11. Respondents lying as an act of defiance

Some people see market research as a tool of ‘big business’, and some people hold negative attitudes towards multinational corporations. They are held responsible by these people for many of the world’s problems from the globalization of products and services to political instability. Confronted with a market research interview, these people may see an opportunity to disrupt and distort the information held by big business, even if only in a small way.

Consequently, these people will appear to cooperate, but will deliber­ately lie about their behaviour and attitudes in the expectation that somehow they will be helping to disrupt the commissioning organiza­tion’s business. Sometimes they can be spotted at the analysis stage because of inconsistencies in their responses, which have been made up as they go along, but this may not always be the case.

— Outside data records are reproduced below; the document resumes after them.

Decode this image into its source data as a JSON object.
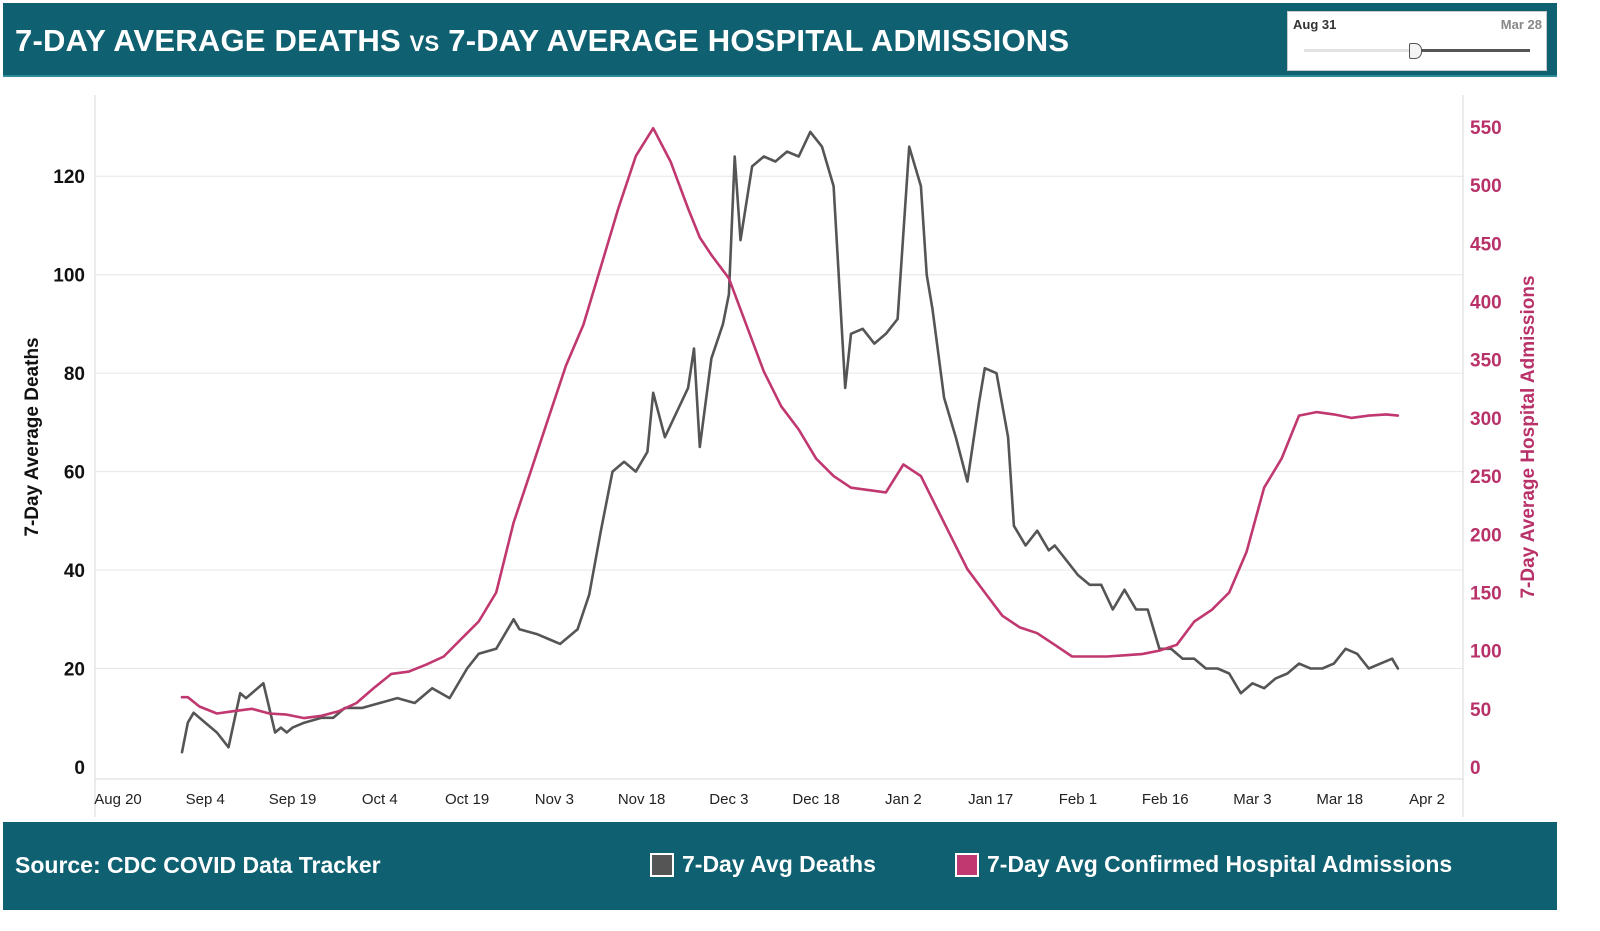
{
  "header": {
    "title_part1": "7-DAY AVERAGE DEATHS",
    "title_vs": "VS",
    "title_part2": "7-DAY AVERAGE HOSPITAL ADMISSIONS"
  },
  "slider": {
    "start_label": "Aug 31",
    "end_label": "Mar 28"
  },
  "footer": {
    "source": "Source: CDC COVID Data Tracker",
    "legend": [
      {
        "label": "7-Day Avg Deaths",
        "color": "#555555"
      },
      {
        "label": "7-Day Avg Confirmed Hospital Admissions",
        "color": "#c0386f"
      }
    ]
  },
  "chart_data": {
    "type": "line",
    "title": "7-DAY AVERAGE DEATHS VS 7-DAY AVERAGE HOSPITAL ADMISSIONS",
    "x_tick_labels": [
      "Aug 20",
      "Sep 4",
      "Sep 19",
      "Oct 4",
      "Oct 19",
      "Nov 3",
      "Nov 18",
      "Dec 3",
      "Dec 18",
      "Jan 2",
      "Jan 17",
      "Feb 1",
      "Feb 16",
      "Mar 3",
      "Mar 18",
      "Apr 2"
    ],
    "ylabel_left": "7-Day Average Deaths",
    "ylim_left": [
      0,
      130
    ],
    "yticks_left": [
      0,
      20,
      40,
      60,
      80,
      100,
      120
    ],
    "ylabel_right": "7-Day Average Hospital Admissions",
    "ylim_right": [
      0,
      550
    ],
    "yticks_right": [
      0,
      50,
      100,
      150,
      200,
      250,
      300,
      350,
      400,
      450,
      500,
      550
    ],
    "grid": true,
    "series": [
      {
        "name": "7-Day Avg Deaths",
        "axis": "left",
        "color": "#555555",
        "x": [
          "Aug 31",
          "Sep 1",
          "Sep 2",
          "Sep 4",
          "Sep 6",
          "Sep 8",
          "Sep 10",
          "Sep 11",
          "Sep 12",
          "Sep 14",
          "Sep 16",
          "Sep 17",
          "Sep 18",
          "Sep 19",
          "Sep 21",
          "Sep 24",
          "Sep 26",
          "Sep 28",
          "Oct 1",
          "Oct 4",
          "Oct 7",
          "Oct 10",
          "Oct 13",
          "Oct 16",
          "Oct 19",
          "Oct 21",
          "Oct 24",
          "Oct 27",
          "Oct 28",
          "Oct 31",
          "Nov 2",
          "Nov 4",
          "Nov 6",
          "Nov 7",
          "Nov 9",
          "Nov 11",
          "Nov 13",
          "Nov 15",
          "Nov 17",
          "Nov 19",
          "Nov 20",
          "Nov 22",
          "Nov 24",
          "Nov 26",
          "Nov 27",
          "Nov 28",
          "Nov 30",
          "Dec 2",
          "Dec 3",
          "Dec 4",
          "Dec 5",
          "Dec 7",
          "Dec 9",
          "Dec 11",
          "Dec 13",
          "Dec 15",
          "Dec 17",
          "Dec 19",
          "Dec 21",
          "Dec 23",
          "Dec 24",
          "Dec 26",
          "Dec 28",
          "Dec 30",
          "Jan 1",
          "Jan 3",
          "Jan 5",
          "Jan 6",
          "Jan 7",
          "Jan 9",
          "Jan 11",
          "Jan 13",
          "Jan 15",
          "Jan 16",
          "Jan 18",
          "Jan 20",
          "Jan 21",
          "Jan 23",
          "Jan 25",
          "Jan 27",
          "Jan 28",
          "Jan 30",
          "Feb 1",
          "Feb 3",
          "Feb 5",
          "Feb 7",
          "Feb 9",
          "Feb 11",
          "Feb 13",
          "Feb 15",
          "Feb 17",
          "Feb 19",
          "Feb 21",
          "Feb 23",
          "Feb 25",
          "Feb 27",
          "Mar 1",
          "Mar 3",
          "Mar 5",
          "Mar 7",
          "Mar 9",
          "Mar 11",
          "Mar 13",
          "Mar 15",
          "Mar 17",
          "Mar 19",
          "Mar 21",
          "Mar 23",
          "Mar 25",
          "Mar 27",
          "Mar 28"
        ],
        "values": [
          3,
          9,
          11,
          9,
          7,
          4,
          15,
          14,
          15,
          17,
          7,
          8,
          7,
          8,
          9,
          10,
          10,
          12,
          12,
          13,
          14,
          13,
          16,
          14,
          20,
          23,
          24,
          30,
          28,
          27,
          26,
          25,
          27,
          28,
          35,
          48,
          60,
          62,
          60,
          64,
          76,
          67,
          72,
          77,
          85,
          65,
          83,
          90,
          96,
          124,
          107,
          122,
          124,
          123,
          125,
          124,
          129,
          126,
          118,
          77,
          88,
          89,
          86,
          88,
          91,
          126,
          118,
          100,
          93,
          75,
          67,
          58,
          74,
          81,
          80,
          67,
          49,
          45,
          48,
          44,
          45,
          42,
          39,
          37,
          37,
          32,
          36,
          32,
          32,
          24,
          24,
          22,
          22,
          20,
          20,
          19,
          15,
          17,
          16,
          18,
          19,
          21,
          20,
          20,
          21,
          24,
          23,
          20,
          21,
          22,
          20
        ]
      },
      {
        "name": "7-Day Avg Confirmed Hospital Admissions",
        "axis": "right",
        "color": "#c0386f",
        "x": [
          "Aug 31",
          "Sep 1",
          "Sep 3",
          "Sep 6",
          "Sep 9",
          "Sep 12",
          "Sep 15",
          "Sep 18",
          "Sep 21",
          "Sep 24",
          "Sep 27",
          "Sep 30",
          "Oct 3",
          "Oct 6",
          "Oct 9",
          "Oct 12",
          "Oct 15",
          "Oct 18",
          "Oct 21",
          "Oct 24",
          "Oct 27",
          "Oct 30",
          "Nov 2",
          "Nov 5",
          "Nov 8",
          "Nov 11",
          "Nov 14",
          "Nov 17",
          "Nov 20",
          "Nov 23",
          "Nov 26",
          "Nov 28",
          "Nov 30",
          "Dec 3",
          "Dec 6",
          "Dec 9",
          "Dec 12",
          "Dec 15",
          "Dec 18",
          "Dec 21",
          "Dec 24",
          "Dec 27",
          "Dec 30",
          "Jan 2",
          "Jan 5",
          "Jan 7",
          "Jan 10",
          "Jan 13",
          "Jan 16",
          "Jan 19",
          "Jan 22",
          "Jan 25",
          "Jan 28",
          "Jan 31",
          "Feb 3",
          "Feb 6",
          "Feb 9",
          "Feb 12",
          "Feb 15",
          "Feb 18",
          "Feb 21",
          "Feb 24",
          "Feb 27",
          "Mar 2",
          "Mar 5",
          "Mar 8",
          "Mar 11",
          "Mar 14",
          "Mar 17",
          "Mar 20",
          "Mar 23",
          "Mar 26",
          "Mar 28"
        ],
        "values": [
          60,
          60,
          52,
          46,
          48,
          50,
          46,
          45,
          42,
          44,
          48,
          55,
          68,
          80,
          82,
          88,
          95,
          110,
          125,
          150,
          210,
          255,
          300,
          345,
          380,
          430,
          480,
          525,
          549,
          520,
          480,
          455,
          440,
          420,
          380,
          340,
          310,
          290,
          265,
          250,
          240,
          238,
          236,
          260,
          250,
          230,
          200,
          170,
          150,
          130,
          120,
          115,
          105,
          95,
          95,
          95,
          96,
          97,
          100,
          105,
          125,
          135,
          150,
          185,
          240,
          265,
          302,
          305,
          303,
          300,
          302,
          303,
          302
        ]
      }
    ]
  }
}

Such people are probably few in number, and the tendency is to ignore them in the belief that they will cancel each other out, with one pizza- eater denying that he or she eats pizza counterbalanced by a non-pizza- eater claiming to be an avid consumer. Opt-in media such as web-based panels are particularly prone to this type of activity, as they are relatively easy to target.

The questionnaire writer has much to consider. The overriding objective is to achieve the most accurate data that will satisfy the research objec­tives and the business objectives, by avoiding all of these reasons for inac­curacy, at the same time as meeting the needs of all the various stakeholders in the questionnaire.